On to Baghdad? And then what? Leaders wonder what to do about Saddam. PERSIAN GULF SHOWDOWN

February 25, 1991|By John Fairhall | John Fairhall,Evening Sun Staff

As the ground war continues, the Bush administration and Congress are beginning to focus on a potentially divisive issue: what to do about Saddam Hussein.

Saddam's fate, American officials say, will strongly influence whatever peace settlement and security arrangements emerge from the war.

Administration officials make it clear they want Saddam knocked out of power, but they don't say how that might be accomplished if the Iraqi people don't do it.

Secretary of State James Baker said yesterday that restoration of regional peace and stability "would be a heckuva lot easier" if Saddam were gone. Brent Scowcroft, President Bush's national security adviser, said of Saddam: "He has demonstrated, time and again, his character, and that is not compatible with the peaceful world."

If Saddam remains in power, the U.S. will demand an international arms embargo to contain him, according to Baker.

Should they pursue Saddam all the way to Baghdad, allied forces almost certainly would face Iraqi military resistance, and strong criticism from some countries. But the Bush administration invites disappointment, perhaps criticism, if Saddam doesn't fall.

Some members of Congress, perhaps heeding the strong voice of public opinion, say the Iraqi strongman must be removed. A Washington Post-ABC News poll reports that 71 percent of Americans believe the final U.S. war objective should be to force out Saddam.

"Saddam Hussein is an international terrorist, he's a man who has committed some of the worst atrocities in the history of the world and we cannot permit him to continue in power," said Maryland Rep. Wayne T. Gilchrest, R-1st. "We owe it to ourselves to arrest Saddam Hussein and put him on trial."

Gilchrest said United Nations' troops and "representatives from the international community [should] move into Baghdad. This to me almost seems it's going to have to be a World Court sort of thing, like the Nuremberg trials" for Nazi war criminals after World War II.

"We have come so far without backing down, it's not time to back down now," Gilchrest said.

Other lawmakers were more circumspect.

"My own view is Saddam clearly has committed acts . . . which I think can be characterized as war crimes," said Maryland Rep. Steny H. Hoyer, D-5th, leader of the Democratic House Caucus. "Having said that, I don't think anybody knows, at least I don't know, what our plan is with reference to how far we're going.
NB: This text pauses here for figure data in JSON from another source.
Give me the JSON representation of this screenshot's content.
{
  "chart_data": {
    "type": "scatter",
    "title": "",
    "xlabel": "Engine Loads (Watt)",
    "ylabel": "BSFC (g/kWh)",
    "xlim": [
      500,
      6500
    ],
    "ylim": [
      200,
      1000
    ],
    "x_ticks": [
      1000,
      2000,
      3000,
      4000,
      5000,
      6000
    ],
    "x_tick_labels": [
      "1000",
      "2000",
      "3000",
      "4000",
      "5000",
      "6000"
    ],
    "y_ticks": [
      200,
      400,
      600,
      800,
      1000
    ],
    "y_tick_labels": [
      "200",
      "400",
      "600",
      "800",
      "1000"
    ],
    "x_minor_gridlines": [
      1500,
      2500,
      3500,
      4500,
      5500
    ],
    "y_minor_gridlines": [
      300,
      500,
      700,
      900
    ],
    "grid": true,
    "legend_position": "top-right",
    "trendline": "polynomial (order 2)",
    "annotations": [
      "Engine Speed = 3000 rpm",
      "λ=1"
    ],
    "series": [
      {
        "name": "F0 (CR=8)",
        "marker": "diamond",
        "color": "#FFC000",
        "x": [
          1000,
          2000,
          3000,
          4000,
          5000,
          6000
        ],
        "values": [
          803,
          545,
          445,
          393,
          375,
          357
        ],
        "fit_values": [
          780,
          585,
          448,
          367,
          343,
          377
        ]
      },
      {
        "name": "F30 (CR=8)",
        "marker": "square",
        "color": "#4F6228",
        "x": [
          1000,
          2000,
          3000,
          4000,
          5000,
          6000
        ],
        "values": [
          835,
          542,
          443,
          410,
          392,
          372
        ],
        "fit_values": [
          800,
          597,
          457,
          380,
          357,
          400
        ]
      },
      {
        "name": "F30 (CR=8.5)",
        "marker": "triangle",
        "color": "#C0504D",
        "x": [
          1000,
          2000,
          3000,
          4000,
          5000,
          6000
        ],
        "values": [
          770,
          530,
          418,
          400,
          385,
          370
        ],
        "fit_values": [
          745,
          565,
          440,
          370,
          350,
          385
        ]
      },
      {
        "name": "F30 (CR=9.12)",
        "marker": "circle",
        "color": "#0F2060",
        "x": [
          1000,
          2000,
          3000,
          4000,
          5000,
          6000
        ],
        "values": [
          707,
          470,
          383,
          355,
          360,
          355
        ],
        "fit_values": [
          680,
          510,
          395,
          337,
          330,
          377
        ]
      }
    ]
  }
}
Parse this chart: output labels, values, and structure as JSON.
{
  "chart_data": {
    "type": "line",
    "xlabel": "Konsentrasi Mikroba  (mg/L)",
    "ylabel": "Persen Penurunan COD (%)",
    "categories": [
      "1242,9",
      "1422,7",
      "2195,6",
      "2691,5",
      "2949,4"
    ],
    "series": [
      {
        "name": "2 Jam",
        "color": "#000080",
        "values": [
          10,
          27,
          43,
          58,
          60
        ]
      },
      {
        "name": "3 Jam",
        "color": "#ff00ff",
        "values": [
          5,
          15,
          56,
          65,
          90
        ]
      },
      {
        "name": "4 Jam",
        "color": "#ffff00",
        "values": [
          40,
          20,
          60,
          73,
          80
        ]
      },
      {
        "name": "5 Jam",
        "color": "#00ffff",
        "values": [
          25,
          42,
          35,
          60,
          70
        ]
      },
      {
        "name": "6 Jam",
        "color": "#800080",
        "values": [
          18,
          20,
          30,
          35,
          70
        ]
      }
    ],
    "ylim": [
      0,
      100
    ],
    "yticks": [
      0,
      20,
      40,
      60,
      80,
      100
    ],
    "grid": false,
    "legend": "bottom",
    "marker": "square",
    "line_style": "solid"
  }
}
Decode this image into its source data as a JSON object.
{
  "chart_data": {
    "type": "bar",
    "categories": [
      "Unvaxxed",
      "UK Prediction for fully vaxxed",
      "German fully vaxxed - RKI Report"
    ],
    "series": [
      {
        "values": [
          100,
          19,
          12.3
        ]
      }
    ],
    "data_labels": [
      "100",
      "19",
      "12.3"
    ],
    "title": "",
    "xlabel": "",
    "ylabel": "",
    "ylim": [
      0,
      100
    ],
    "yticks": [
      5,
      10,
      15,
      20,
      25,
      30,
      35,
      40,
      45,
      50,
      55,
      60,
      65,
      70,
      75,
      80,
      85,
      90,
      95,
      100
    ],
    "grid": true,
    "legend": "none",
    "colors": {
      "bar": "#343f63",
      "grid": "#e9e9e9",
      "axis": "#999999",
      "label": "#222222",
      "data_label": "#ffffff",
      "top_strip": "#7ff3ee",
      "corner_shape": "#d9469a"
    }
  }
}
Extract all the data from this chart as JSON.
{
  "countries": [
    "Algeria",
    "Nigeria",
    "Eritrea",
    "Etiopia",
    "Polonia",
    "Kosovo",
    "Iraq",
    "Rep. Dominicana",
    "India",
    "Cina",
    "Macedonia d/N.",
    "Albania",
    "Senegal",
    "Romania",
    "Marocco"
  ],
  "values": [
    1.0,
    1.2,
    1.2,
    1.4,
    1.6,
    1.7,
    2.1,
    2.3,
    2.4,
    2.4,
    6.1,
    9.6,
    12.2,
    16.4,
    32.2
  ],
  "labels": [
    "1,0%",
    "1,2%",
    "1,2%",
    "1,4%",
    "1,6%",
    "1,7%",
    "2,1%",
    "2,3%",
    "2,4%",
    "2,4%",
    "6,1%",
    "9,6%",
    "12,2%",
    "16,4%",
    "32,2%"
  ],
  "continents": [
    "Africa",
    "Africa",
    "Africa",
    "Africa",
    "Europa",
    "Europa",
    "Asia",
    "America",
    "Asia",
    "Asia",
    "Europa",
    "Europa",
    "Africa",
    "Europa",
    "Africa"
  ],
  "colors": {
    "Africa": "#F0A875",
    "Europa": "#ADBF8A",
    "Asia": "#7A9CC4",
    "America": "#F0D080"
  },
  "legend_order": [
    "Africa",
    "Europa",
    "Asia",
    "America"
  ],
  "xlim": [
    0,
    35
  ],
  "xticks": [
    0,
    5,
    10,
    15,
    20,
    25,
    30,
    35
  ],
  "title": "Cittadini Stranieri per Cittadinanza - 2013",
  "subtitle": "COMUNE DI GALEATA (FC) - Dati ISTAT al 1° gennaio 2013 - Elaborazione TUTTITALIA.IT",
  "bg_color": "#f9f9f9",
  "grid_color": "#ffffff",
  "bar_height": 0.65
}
Are we going to Baghdad? Are we going to occupy Baghdad at least temporarily?"

But, Hoyer added, "I would doubt seriously whether we're going to take Saddam. . . ."

Robert Gates, the deputy national security adviser, said the war crimes issue "will have to be addressed by the coalition once the war is over, if he does survive."

The uncertainty over Saddam influences other issues such as the allied occupation of Kuwait, and possibly portions of Iraq, following the war.

Many lawmakers are saying U.S. troops will have to remain as an occupying force until Kuwait's security is guaranteed. But it's widely agreed that, whatever the occupation period, the bulk of troops there now should be brought home quickly.

Some lawmakers said that in the long run there should be an all-Arab peacekeeping force, backed by U.S. naval and air power.

"I think the Congress' gut reaction, and the American public's gut, and the president's gut, will be we would all prefer there would be no American troops," said Hoyer.

House Speaker Thomas Foley, D-Wash., said there will be a "minimal role" for U.S. troops in the region.

On the broader subject of a peace treaty with Iraq, Rep. Les Aspin, D-Wis., chairman of the House Armed Services Committee, said it "would include Iraq's recognition of Kuwait, the Kuwait borders, the Kuwait government. . . . I think the peace treaty also ought to include some pledges . . . by the Iraqi government about what they're going to do with nuclear, chemical and biological weapons in the future," Aspin said.

The Associated Press contributed to this article.